Sebagai salah seorang Panglima Perang Kesultanan Demak, Adipati
Pasirluhur dianugrahi gelar Pangeran Senopati Mangkubumi I sedangkan
adiknya yang bernama Wirakencana diangkat menjadi Patih.
Setelah Sultan Trenggono wafat,
Kesultanan Demak terpecah menjadi 3 bagian, salah satunya adalah Pajang
yang diperintah oleh Joko Tingkir dan bergelar Sultan Adiwijaya (1546 –
1587). Pada masa ini, sebagian besar wilayah Banyumasan termasuk dalam
kekuasaan Pajang.
Mengikuti kebijakan pendahulunya, Sultan
Adiwijaya juga mengangkat Adipati Pasirluhur yang saat itu dijabat
Wirakencana, menjadi Senopati Pajang dengan gelar Pangeran Mangkubumi
II. Sementara itu Adipati Kadipaten Wirasaba, Wargo Utomo I wafat dan
salah seorang putranya ( putra menantu ) bernama R. Joko Kaiman diangkat
oleh Sultan Adiwijaya menjadi Adipati Wirasaba dengan gelar Wargo Utomo
II, beliau menjadi Adipati Wirasaba ke VII.

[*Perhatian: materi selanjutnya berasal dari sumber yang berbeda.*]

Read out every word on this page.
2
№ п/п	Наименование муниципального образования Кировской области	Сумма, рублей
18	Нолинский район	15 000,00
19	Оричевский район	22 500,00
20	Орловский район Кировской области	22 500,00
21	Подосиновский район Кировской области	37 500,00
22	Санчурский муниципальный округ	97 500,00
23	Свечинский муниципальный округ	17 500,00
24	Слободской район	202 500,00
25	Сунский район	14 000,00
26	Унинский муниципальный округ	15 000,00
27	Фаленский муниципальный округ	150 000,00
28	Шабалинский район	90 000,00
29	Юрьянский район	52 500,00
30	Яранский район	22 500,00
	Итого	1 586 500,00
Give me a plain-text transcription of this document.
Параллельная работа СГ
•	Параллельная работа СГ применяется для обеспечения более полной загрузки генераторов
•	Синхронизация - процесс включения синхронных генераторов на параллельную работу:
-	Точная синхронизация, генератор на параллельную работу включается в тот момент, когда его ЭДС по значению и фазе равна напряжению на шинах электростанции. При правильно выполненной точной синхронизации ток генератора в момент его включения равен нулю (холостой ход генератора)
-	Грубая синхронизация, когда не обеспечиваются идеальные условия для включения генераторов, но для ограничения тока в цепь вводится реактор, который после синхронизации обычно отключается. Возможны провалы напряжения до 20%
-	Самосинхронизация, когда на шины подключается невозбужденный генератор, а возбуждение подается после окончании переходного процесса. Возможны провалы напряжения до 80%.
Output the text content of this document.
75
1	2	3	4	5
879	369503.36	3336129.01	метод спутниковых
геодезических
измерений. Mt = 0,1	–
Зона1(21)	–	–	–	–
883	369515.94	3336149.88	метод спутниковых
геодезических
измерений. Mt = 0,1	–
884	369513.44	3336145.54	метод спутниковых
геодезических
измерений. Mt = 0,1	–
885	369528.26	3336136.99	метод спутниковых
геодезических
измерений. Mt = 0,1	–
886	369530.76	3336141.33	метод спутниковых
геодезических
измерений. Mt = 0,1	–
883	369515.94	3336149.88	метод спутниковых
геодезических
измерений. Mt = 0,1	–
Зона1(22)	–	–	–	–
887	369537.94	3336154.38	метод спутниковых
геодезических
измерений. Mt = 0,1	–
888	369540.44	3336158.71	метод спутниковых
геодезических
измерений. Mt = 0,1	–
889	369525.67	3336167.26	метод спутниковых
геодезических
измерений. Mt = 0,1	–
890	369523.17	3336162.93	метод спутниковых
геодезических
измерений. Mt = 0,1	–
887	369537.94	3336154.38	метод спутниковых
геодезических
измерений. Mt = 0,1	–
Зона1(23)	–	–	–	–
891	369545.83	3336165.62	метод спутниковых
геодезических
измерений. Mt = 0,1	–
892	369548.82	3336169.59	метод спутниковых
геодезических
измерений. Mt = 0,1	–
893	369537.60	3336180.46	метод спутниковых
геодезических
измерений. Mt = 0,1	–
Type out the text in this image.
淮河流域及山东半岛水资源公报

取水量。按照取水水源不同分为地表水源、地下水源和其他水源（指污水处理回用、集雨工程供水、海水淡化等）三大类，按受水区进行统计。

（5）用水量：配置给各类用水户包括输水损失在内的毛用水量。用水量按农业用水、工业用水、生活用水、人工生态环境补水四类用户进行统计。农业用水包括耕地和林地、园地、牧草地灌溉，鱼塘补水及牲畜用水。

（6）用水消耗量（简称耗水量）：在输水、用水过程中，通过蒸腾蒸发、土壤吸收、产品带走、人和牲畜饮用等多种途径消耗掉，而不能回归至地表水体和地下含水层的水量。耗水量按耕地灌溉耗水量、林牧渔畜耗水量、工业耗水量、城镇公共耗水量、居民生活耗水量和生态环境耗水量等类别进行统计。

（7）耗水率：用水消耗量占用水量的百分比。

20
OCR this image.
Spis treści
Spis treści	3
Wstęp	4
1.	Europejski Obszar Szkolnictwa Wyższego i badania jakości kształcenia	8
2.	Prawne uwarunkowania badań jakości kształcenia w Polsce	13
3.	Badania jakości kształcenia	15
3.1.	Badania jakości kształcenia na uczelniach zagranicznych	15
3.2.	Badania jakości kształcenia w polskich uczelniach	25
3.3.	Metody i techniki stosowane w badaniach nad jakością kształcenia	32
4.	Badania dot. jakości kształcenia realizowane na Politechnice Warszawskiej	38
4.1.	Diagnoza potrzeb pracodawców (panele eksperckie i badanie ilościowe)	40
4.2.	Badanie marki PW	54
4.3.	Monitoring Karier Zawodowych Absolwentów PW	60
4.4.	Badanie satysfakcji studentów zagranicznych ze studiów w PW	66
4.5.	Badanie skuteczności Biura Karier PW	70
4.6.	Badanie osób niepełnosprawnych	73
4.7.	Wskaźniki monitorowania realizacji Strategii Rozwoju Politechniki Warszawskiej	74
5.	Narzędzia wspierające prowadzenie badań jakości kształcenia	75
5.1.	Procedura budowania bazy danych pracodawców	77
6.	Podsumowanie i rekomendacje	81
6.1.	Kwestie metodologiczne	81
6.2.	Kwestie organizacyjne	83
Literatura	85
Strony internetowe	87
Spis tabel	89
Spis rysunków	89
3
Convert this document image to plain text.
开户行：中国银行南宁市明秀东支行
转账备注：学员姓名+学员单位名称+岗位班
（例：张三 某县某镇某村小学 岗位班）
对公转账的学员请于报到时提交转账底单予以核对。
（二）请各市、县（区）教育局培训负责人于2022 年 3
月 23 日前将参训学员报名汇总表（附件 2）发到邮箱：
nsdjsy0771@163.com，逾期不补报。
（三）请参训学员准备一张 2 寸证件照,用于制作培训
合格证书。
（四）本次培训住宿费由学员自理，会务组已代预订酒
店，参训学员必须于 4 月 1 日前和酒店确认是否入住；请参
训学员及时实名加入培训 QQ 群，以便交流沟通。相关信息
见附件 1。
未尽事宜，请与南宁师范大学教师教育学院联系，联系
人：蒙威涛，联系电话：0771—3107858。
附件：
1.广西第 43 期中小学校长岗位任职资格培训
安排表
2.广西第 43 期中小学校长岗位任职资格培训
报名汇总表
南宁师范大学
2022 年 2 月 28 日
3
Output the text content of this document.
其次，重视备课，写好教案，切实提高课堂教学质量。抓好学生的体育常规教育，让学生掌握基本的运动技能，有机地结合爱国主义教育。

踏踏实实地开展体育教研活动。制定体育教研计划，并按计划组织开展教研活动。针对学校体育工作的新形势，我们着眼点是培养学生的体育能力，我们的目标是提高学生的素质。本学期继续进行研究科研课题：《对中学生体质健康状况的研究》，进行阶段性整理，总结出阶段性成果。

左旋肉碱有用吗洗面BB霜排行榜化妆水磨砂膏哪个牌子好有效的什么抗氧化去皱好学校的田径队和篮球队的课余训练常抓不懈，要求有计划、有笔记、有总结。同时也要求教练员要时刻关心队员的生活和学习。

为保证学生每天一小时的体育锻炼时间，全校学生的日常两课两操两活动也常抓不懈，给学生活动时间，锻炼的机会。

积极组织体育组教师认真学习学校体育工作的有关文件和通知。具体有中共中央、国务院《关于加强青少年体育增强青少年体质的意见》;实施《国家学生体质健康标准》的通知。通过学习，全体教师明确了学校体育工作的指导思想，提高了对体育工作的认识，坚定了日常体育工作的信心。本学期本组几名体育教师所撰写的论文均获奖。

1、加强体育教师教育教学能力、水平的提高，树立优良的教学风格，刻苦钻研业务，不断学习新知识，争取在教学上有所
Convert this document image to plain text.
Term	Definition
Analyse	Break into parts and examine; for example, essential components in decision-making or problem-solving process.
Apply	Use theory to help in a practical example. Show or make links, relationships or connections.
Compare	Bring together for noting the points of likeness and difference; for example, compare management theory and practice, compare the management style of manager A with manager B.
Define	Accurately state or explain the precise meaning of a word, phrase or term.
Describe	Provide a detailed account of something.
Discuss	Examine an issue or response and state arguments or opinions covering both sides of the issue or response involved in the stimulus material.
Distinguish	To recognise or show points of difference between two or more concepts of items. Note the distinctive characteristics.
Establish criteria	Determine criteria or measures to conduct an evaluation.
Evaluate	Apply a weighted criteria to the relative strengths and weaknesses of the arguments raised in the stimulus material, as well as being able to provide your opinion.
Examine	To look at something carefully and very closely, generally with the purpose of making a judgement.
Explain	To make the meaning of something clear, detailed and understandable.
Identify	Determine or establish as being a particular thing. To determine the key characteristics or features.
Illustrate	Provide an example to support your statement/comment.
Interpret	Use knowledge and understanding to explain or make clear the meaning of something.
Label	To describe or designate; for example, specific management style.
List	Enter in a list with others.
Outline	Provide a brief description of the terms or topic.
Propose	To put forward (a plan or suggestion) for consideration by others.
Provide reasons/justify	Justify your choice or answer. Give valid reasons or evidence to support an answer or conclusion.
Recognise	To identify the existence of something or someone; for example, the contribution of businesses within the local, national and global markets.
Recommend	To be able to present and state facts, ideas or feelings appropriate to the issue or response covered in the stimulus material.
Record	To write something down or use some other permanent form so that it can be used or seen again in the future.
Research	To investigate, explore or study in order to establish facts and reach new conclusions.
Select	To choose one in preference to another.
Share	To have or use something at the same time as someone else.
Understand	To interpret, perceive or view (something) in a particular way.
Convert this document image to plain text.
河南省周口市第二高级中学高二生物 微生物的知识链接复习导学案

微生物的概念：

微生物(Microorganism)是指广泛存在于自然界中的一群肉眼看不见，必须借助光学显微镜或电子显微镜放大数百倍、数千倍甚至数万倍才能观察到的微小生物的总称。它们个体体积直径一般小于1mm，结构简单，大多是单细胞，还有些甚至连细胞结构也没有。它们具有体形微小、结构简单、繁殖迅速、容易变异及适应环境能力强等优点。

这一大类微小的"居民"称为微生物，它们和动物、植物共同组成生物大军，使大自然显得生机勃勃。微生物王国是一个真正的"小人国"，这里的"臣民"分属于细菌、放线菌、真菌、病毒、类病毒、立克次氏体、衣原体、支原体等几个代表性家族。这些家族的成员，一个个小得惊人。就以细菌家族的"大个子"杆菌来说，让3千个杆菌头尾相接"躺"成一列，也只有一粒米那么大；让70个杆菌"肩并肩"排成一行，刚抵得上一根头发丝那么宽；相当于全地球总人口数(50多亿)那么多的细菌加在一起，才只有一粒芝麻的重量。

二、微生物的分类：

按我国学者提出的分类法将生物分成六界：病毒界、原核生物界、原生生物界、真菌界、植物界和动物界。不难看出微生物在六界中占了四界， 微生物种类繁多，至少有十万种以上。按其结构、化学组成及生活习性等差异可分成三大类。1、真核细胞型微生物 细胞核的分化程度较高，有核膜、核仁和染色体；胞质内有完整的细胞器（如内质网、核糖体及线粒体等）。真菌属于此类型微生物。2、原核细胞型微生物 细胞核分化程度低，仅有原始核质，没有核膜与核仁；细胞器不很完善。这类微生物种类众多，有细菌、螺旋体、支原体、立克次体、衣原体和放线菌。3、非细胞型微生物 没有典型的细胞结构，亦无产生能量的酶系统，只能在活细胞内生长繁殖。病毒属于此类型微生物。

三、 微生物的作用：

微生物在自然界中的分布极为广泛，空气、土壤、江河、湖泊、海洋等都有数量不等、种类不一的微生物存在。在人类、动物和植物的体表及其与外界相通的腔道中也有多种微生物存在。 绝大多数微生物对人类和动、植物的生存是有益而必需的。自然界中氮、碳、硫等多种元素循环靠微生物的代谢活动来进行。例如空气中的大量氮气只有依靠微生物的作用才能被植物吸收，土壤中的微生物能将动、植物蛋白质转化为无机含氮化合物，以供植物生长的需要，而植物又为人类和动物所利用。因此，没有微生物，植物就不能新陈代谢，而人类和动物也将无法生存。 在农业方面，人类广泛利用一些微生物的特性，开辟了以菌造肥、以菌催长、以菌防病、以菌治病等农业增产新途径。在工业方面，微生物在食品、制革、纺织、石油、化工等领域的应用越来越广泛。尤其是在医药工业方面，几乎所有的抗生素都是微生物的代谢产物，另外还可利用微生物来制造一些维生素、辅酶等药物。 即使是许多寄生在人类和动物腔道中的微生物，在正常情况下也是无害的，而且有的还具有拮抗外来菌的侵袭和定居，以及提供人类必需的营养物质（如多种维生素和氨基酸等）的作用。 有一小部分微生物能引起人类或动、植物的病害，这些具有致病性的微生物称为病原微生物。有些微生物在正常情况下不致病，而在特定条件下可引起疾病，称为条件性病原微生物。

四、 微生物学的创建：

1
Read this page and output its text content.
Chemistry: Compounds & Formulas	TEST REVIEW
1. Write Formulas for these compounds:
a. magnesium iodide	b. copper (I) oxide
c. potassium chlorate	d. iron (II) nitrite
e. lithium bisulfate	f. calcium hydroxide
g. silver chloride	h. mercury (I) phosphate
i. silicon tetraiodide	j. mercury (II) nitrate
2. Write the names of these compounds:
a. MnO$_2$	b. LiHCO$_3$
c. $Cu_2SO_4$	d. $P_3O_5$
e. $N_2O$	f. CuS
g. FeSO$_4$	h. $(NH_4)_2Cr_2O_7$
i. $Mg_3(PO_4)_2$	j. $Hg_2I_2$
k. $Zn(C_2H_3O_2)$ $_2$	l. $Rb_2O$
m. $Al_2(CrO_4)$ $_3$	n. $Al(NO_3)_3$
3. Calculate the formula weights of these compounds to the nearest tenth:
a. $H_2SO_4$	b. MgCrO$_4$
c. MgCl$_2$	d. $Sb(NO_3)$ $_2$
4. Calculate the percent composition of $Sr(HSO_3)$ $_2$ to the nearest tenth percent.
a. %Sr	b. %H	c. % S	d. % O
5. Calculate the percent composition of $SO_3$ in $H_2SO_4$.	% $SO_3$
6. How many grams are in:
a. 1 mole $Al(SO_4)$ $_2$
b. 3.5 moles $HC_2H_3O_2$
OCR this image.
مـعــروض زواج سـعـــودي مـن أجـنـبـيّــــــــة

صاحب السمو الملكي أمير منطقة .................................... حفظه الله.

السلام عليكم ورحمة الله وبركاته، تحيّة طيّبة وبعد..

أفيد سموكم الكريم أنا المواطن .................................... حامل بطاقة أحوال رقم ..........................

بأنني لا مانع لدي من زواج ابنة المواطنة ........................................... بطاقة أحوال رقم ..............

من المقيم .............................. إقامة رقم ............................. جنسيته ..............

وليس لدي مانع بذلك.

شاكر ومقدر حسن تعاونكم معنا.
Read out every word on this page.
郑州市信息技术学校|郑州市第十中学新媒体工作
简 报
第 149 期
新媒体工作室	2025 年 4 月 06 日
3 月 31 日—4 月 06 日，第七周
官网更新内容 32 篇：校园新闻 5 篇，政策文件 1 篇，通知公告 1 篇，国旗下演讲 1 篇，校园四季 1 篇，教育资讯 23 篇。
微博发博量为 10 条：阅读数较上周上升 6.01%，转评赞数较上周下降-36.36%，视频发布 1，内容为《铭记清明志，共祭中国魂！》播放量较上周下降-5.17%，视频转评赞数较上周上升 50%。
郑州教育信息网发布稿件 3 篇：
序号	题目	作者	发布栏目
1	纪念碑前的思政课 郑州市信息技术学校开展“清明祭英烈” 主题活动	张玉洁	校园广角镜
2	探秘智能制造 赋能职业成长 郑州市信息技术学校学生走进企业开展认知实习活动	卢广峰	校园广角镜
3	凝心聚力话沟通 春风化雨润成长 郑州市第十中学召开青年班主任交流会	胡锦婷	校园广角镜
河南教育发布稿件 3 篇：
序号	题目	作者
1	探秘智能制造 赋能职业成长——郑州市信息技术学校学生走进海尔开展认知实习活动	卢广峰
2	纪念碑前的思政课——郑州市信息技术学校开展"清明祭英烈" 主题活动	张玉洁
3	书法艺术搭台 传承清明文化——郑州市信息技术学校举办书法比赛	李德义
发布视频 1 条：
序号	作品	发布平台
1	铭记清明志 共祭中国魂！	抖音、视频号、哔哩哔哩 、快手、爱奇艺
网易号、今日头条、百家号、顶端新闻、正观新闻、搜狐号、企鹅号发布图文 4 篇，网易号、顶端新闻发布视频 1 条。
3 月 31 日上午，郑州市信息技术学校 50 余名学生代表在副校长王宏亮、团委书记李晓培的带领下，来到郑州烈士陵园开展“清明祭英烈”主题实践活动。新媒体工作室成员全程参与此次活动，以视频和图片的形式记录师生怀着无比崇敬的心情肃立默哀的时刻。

Menjelang berakhirnya kejayaan kerajaan
Pajang dan mulai berdirinya kerajaan Mataram (1587), Adipati Wargo Utomo
II menyerahkan kekuasaan Kadipaten Wirasaba ke saudara-saudaranya,
sementara beliau sendiri memilih membentuk Kadipaten baru dengan nama
Kadipaten Banyumas dan beliau menjadi Adipati pertama dengan gelar
Adipati Marapat.
Selanjutnya, Kadipaten Banyumas inilah
yang berkembang pesat, telebih setelah pusat Kadipatennya dipindahkan ke
Sudagaran – Banyumas, pengaruh kekuasaannya menyebabkan
Kadipaten-Kadipaten lainnya semakin mengecil. Seiring dengan
berkembangnya Kerajaan Mataram, Kadipaten-Kadipaten di wilayah
Banyumasan pun tunduk pada kekuasaan Mataram.
Kekuasaan Mataram atas
Kadipaten-Kadipaten di wilayah Banyumasan tidak secara otomatis
memasukkan wilayah Banyumasan ke dalam “lingkar dalam” kekuasaan Mataram
sehingga Kadipaten-Kadipaten di wilayah Banyumasan tersebut masih
memiliki otonomi dan penduduk Mataram pun menyebut wilayah Banyumasan
sebagai wilayah Mancanegara Kulon.
Sebelum Belanda masuk, wilayah
Banyumasan disebut sebagai daerah Mancanegara Kulon dengan rentang
wilayah meliputi antara Bagelen (Purworejo) sampai Majenang (Cilacap).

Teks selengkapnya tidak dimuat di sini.